My fellow citizens of the greatest and third-greatest nations on Earth, I come to you with a modest proposal to stop. These last 8 years have been detrimental to our transatlantic relations, and it is time, in this historic period, that we stop the bickering and arguing and come together to once and for all to reconcile our grievances. Under my plan we can learn from the best aspects of each others’ countries and cultures to form a more perfect union of western society. With the following 12 steps, we can transform each of our nations into the best places in the world to live.

  1. German hotels need to adopt electronic key cards. In 2008, no one should be forced to walk around with a key having a giant lead weight attached to it to remind you not to walk off with it.

  2. America needs to learn to build walls like Germans. As Americans we live in a country with catastrophic environmental conditions, but we build our buildings like the first two little piggies. We could get some street credibility with those Kyoto people, too.

  3. The TAN concept must be eliminated. Germany, give your customers a password, some anti-phishing measures and move on. Our citizens should no longer be forced to put our debit cards into little plastic devices with tiny buttons for 8 digit codes that have to be entered into a website within 20 seconds or else lock out our bank accounts.

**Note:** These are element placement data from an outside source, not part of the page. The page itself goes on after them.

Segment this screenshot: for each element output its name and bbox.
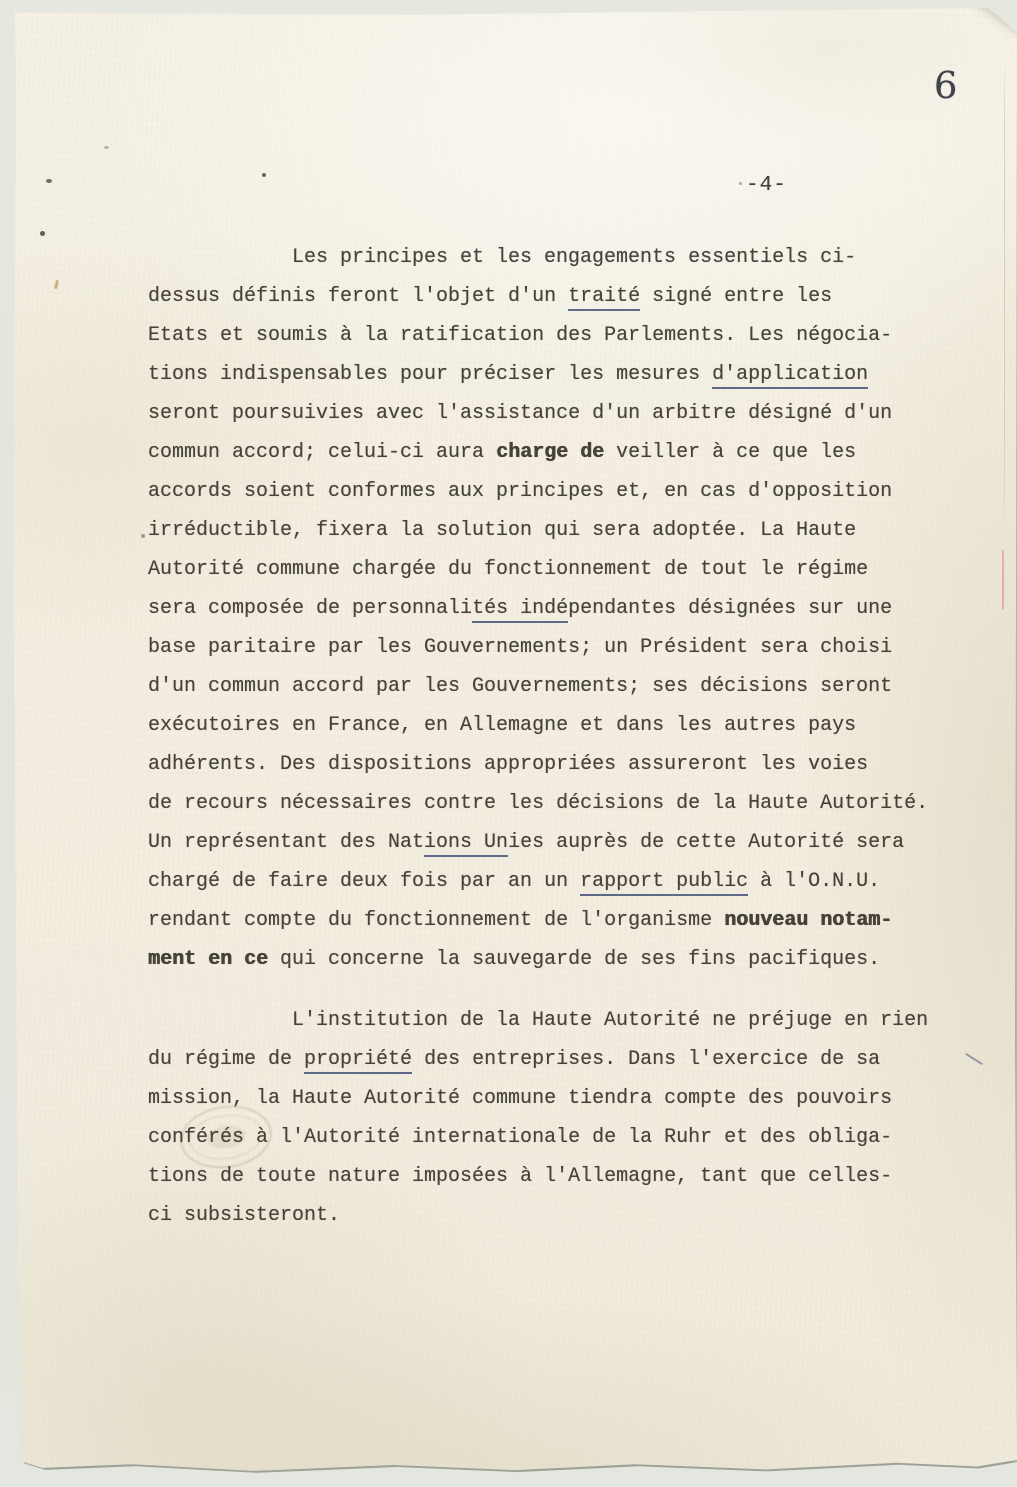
pen-underlined-text: propriété [304,1048,412,1074]
text-line: accords soient conformes aux principes e… [148,472,948,511]
text-line: adhérents. Des dispositions appropriées … [148,745,948,784]
ink-speck [40,231,45,236]
text-line: d'un commun accord par les Gouvernements… [148,667,948,706]
text-segment: conférés à l'Autorité internationale de … [148,1126,892,1149]
text-segment: pendantes désignées sur une [568,597,892,620]
text-line: L'institution de la Haute Autorité ne pr… [148,1001,948,1040]
page-number-label: -4- [746,174,787,197]
text-line: tions indispensables pour préciser les m… [148,355,948,394]
text-line: Autorité commune chargée du fonctionneme… [148,550,948,589]
text-segment: à l'O.N.U. [748,870,880,893]
text-segment: exécutoires en France, en Allemagne et d… [148,714,856,737]
text-line: dessus définis feront l'objet d'un trait… [148,277,948,316]
text-line: Etats et soumis à la ratification des Pa… [148,316,948,355]
text-line: Un représentant des Nations Unies auprès… [148,823,948,862]
scanned-page-background: { "colors":{ "background":"#e3e6de", "pa… [0,0,1017,1487]
text-segment: base paritaire par les Gouvernements; un… [148,636,892,659]
paper-sheet: 6 -4- Les principes et les engagements e… [12,6,1017,1476]
pen-underlined-text: ions Un [424,831,508,857]
pink-edge-mark [1002,550,1004,610]
paragraph: Les principes et les engagements essenti… [148,238,948,979]
text-line: rendant compte du fonctionnement de l'or… [148,901,948,940]
text-segment: rendant compte du fonctionnement de l'or… [148,909,724,932]
text-segment: sera composée de personnali [148,597,472,620]
text-segment: tions de toute nature imposées à l'Allem… [148,1165,892,1188]
text-segment: Les principes et les engagements essenti… [292,246,856,269]
text-segment: irréductible, fixera la solution qui ser… [148,519,856,542]
text-segment: du régime de [148,1048,304,1071]
pencil-mark [965,1053,983,1065]
ink-speck [54,280,59,289]
text-segment: mission, la Haute Autorité commune tiend… [148,1087,892,1110]
text-line: Les principes et les engagements essenti… [148,238,948,277]
text-segment: des entreprises. Dans l'exercice de sa [412,1048,880,1071]
pen-underlined-text: rapport public [580,870,748,896]
ink-speck [46,179,52,183]
text-segment: de recours nécessaires contre les décisi… [148,792,928,815]
text-segment: Etats et soumis à la ratification des Pa… [148,324,892,347]
text-segment: d'un commun accord par les Gouvernements… [148,675,892,698]
text-segment: seront poursuivies avec l'assistance d'u… [148,402,892,425]
text-line: sera composée de personnalités indépenda… [148,589,948,628]
text-segment: Autorité commune chargée du fonctionneme… [148,558,868,581]
text-segment: L'institution de la Haute Autorité ne pr… [292,1009,928,1032]
paragraph: L'institution de la Haute Autorité ne pr… [148,1001,948,1235]
text-segment: signé entre les [640,285,832,308]
text-line: de recours nécessaires contre les décisi… [148,784,948,823]
ink-speck [104,146,109,149]
text-line: seront poursuivies avec l'assistance d'u… [148,394,948,433]
text-segment: tions indispensables pour préciser les m… [148,363,712,386]
overtyped-text: nouveau notam- [724,909,892,932]
text-line: chargé de faire deux fois par an un rapp… [148,862,948,901]
pen-underlined-text: traité [568,285,640,311]
typewritten-text: Les principes et les engagements essenti… [148,238,948,1235]
text-line: ment en ce qui concerne la sauvegarde de… [148,940,948,979]
text-segment: qui concerne la sauvegarde de ses fins p… [268,948,880,971]
text-segment: ies auprès de cette Autorité sera [508,831,904,854]
text-line: du régime de propriété des entreprises. … [148,1040,948,1079]
text-line: tions de toute nature imposées à l'Allem… [148,1157,948,1196]
overtyped-text: charge de [496,441,604,464]
text-line: mission, la Haute Autorité commune tiend… [148,1079,948,1118]
text-segment: adhérents. Des dispositions appropriées … [148,753,868,776]
ink-speck [141,534,145,538]
text-line: ci subsisteront. [148,1196,948,1235]
text-segment: ci subsisteront. [148,1204,340,1227]
overtyped-text: ment en ce [148,948,268,971]
text-line: base paritaire par les Gouvernements; un… [148,628,948,667]
text-segment: commun accord; celui-ci aura [148,441,496,464]
text-segment: veiller à ce que les [604,441,856,464]
text-line: conférés à l'Autorité internationale de … [148,1118,948,1157]
text-segment: accords soient conformes aux principes e… [148,480,892,503]
paper-crease [1004,56,1005,556]
ink-speck [262,173,266,177]
text-segment: dessus définis feront l'objet d'un [148,285,568,308]
text-line: commun accord; celui-ci aura charge de v… [148,433,948,472]
page-stamp-number: 6 [933,64,959,108]
text-segment: Un représentant des Nat [148,831,424,854]
pen-underlined-text: tés indé [472,597,568,623]
ink-speck [739,182,742,185]
text-segment: chargé de faire deux fois par an un [148,870,580,893]
text-line: exécutoires en France, en Allemagne et d… [148,706,948,745]
pen-underlined-text: d'application [712,363,868,389]
text-line: irréductible, fixera la solution qui ser… [148,511,948,550]
corner-fold [969,6,1017,38]
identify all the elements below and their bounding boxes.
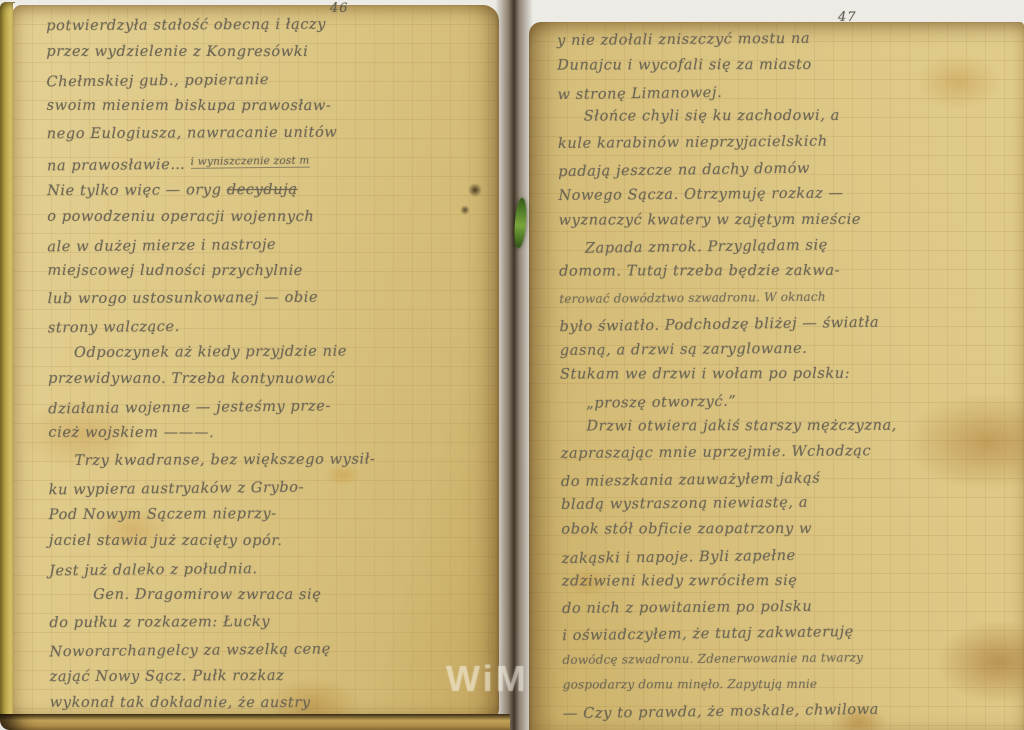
handwriting-line: domom. Tutaj trzeba będzie zakwa- xyxy=(559,259,1011,286)
handwriting-line: działania wojenne — jesteśmy prze- xyxy=(48,392,492,424)
handwriting-line: cież wojskiem ———. xyxy=(48,420,492,447)
handwriting-line: Trzy kwadranse, bez większego wysił- xyxy=(48,446,492,475)
handwriting-line: wyznaczyć kwatery w zajętym mieście xyxy=(559,207,1011,234)
handwriting-line: obok stół obficie zaopatrzony w xyxy=(561,517,1013,544)
handwriting-line: Drzwi otwiera jakiś starszy mężczyzna, xyxy=(560,413,1012,440)
handwriting-line: Jest już daleko z południa. xyxy=(49,554,493,586)
archive-watermark: WiM xyxy=(446,658,529,700)
handwriting-line: ku wypiera austryaków z Grybo- xyxy=(49,473,493,505)
handwriting-line: Odpoczynek aż kiedy przyjdzie nie xyxy=(48,338,492,367)
handwriting-line: zdziwieni kiedy zwróciłem się xyxy=(562,568,1014,595)
notebook-scan: 46 47 potwierdzyła stałość obecną i łącz… xyxy=(0,0,1024,730)
handwriting-line: miejscowej ludności przychylnie xyxy=(48,258,492,285)
handwriting-line: kule karabinów nieprzyjacielskich xyxy=(558,128,1010,158)
handwriting-line: jaciel stawia już zacięty opór. xyxy=(49,528,493,555)
handwriting-line: swoim mieniem biskupa prawosław- xyxy=(47,93,491,120)
handwriting-line: y nie zdołali zniszczyć mostu na xyxy=(557,25,1009,55)
handwriting-line: Stukam we drzwi i wołam po polsku: xyxy=(560,362,1012,389)
handwriting-line: Pod Nowym Sączem nieprzy- xyxy=(49,500,493,529)
handwriting-line: o powodzeniu operacji wojennych xyxy=(47,204,491,231)
handwriting-line: Słońce chyli się ku zachodowi, a xyxy=(558,104,1010,131)
handwriting-line: nego Eulogiusza, nawracanie unitów xyxy=(47,119,491,148)
handwriting-line: terować dowództwo szwadronu. W oknach xyxy=(559,283,1011,313)
handwriting-line: Chełmskiej gub., popieranie xyxy=(46,65,490,97)
handwriting-line: Dunajcu i wycofali się za miasto xyxy=(557,52,1009,79)
handwriting-line: gospodarzy domu minęło. Zapytują mnie xyxy=(563,671,1015,698)
crossed-out-word: decydują xyxy=(227,182,298,198)
handwriting-line: do pułku z rozkazem: Łucky xyxy=(49,608,493,637)
handwriting-line: Noworarchangelcy za wszelką cenę xyxy=(49,635,493,667)
handwriting-line: na prawosławie… i wyniszczenie zost m xyxy=(47,146,491,181)
handwriting-line: wykonał tak dokładnie, że austry xyxy=(50,690,494,717)
handwriting-line: zająć Nowy Sącz. Pułk rozkaz xyxy=(50,662,494,691)
handwriting-line: strony walczące. xyxy=(48,311,492,343)
handwriting-line: potwierdzyła stałość obecną i łączy xyxy=(46,11,490,40)
inserted-annotation: i wyniszczenie zost m xyxy=(191,155,310,169)
handwriting-left: potwierdzyła stałość obecną i łączyprzez… xyxy=(46,11,494,718)
handwriting-line: ale w dużej mierze i nastroje xyxy=(47,230,491,262)
handwriting-line: przez wydzielenie z Kongresówki xyxy=(46,39,490,66)
handwriting-line: przewidywano. Trzeba kontynuować xyxy=(48,366,492,393)
handwriting-line: Gen. Dragomirow zwraca się xyxy=(49,582,493,609)
handwriting-line: lub wrogo ustosunkowanej — obie xyxy=(48,284,492,313)
handwriting-line: Nie tylko więc — oryg decydują xyxy=(47,176,491,205)
book-gutter xyxy=(495,0,533,730)
page-number-right: 47 xyxy=(838,10,857,25)
handwriting-line: zapraszając mnie uprzejmie. Wchodząc xyxy=(561,438,1013,468)
handwriting-right: y nie zdołali zniszczyć mostu naDunajcu … xyxy=(557,25,1015,725)
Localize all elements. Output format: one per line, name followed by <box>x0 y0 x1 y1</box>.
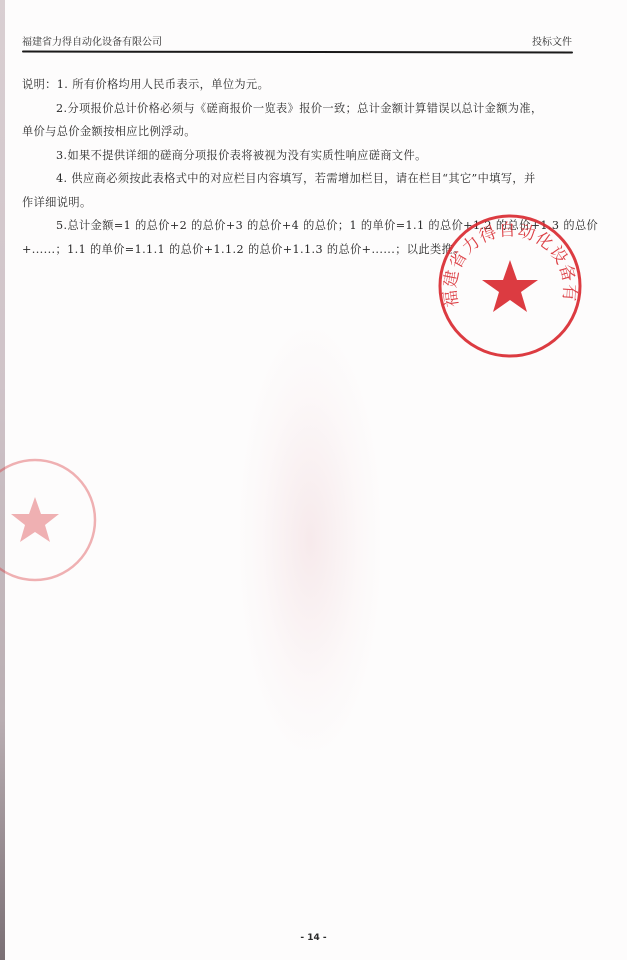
faded-seal-star-icon <box>11 497 59 542</box>
note-line: 说明：1. 所有价格均用人民币表示，单位为元。 <box>22 73 582 97</box>
note-line: 2.分项报价总计价格必须与《磋商报价一览表》报价一致；总计金额计算错误以总计金额… <box>22 97 582 121</box>
notes-section: 说明：1. 所有价格均用人民币表示，单位为元。 2.分项报价总计价格必须与《磋商… <box>22 73 582 261</box>
note-line: 4. 供应商必须按此表格式中的对应栏目内容填写，若需增加栏目，请在栏目“其它”中… <box>22 167 582 191</box>
faded-seal-stamp <box>0 455 100 585</box>
scan-edge-shadow <box>0 0 5 960</box>
header-document-type: 投标文件 <box>532 36 572 50</box>
note-line: 5.总计金额=1 的总价+2 的总价+3 的总价+4 的总价；1 的单价=1.1… <box>22 214 582 238</box>
note-line: +......；1.1 的单价=1.1.1 的总价+1.1.2 的总价+1.1.… <box>22 238 582 262</box>
header-company-name: 福建省力得自动化设备有限公司 <box>22 36 162 50</box>
seal-star-icon <box>482 260 538 312</box>
note-line: 单价与总价金额按相应比例浮动。 <box>22 120 582 144</box>
note-line: 作详细说明。 <box>22 191 582 215</box>
scan-smudge <box>240 330 380 750</box>
page-number: - 14 - <box>0 933 627 943</box>
note-line: 3.如果不提供详细的磋商分项报价表将被视为没有实质性响应磋商文件。 <box>22 144 582 168</box>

  4. America needs to build security restricted walls around New York, Miami, and Las Vegas, because we depend on tourist dollars to fuel our economy, but we can’t let down our guard against terrorism and disappoint Cervantes. Instead we will make the top three tourist destinations for Germans in America special zones with no Homeland Security measures, so that Germans can experience the feeling of endless possibilities without being treated like a criminal. If they want to continue on to visit the Grand Canyon and other parts of real America, normal security measures will apply of course. A further improvement could be an underground railroad between the three cities.

  5. Americans need to learn that the left lane is for passing only. When German traffic flows, it flows like clockwork, because Germans use the passing lane for passing, not for relaxing.

  6. Germany needs to build more lanes. Just like with disposal razors, more is better, and three isn’t the maximum. Roads in Atlanta have 9 lanes, Germany. Nine lanes.

  7. The makers of the Nutella breakfast spread must stop selling the American style in America and give us the better tasting German recipe.

  8. Germany must start building walk-in closets.

  9. America needs to introduce a federal driver’s license. The burden of visiting the DMV every time we move to a new state is unnecessary. We can also learn from the Germans that our licenses need not expire.

  10. Germany needs to introduce more wild animals. The word Wandern brings to mind long boring walks through forest with maybe some birds and a few bunnies. Throw in some cougars and your hike is suddenly more interesting.

  11. America needs a drastic reduction in billboards and signs. Perhaps we need a tiny bit more regulation to start caring about the aesthetics of our cities and highways.

  12. German companies need to give their employees coffee for free. As you love to say, one hand washes the other, so the nonsense of having each employee mark down how many tiny Tassen of coffee they have drunk, so that they can be charged 30 cents per cup is ridiculous. Your employees are voluntarily entering a caffeine induced state of increased productivity at risk to their own health for your benefit, and you have the nerve to charge them 30 cents.

My plan contains just a sample of the ideas we could steal from each other for improving our own countries. Surely if we stop fighting over who uses twice as much energy per capita, who is a dirty socialist, or who is barbaric enough to still use the death penalty, we could finally start working towards positive change. We need to stop focusing on the things we don’t like about each other’s cultures and start working to make the best out of both.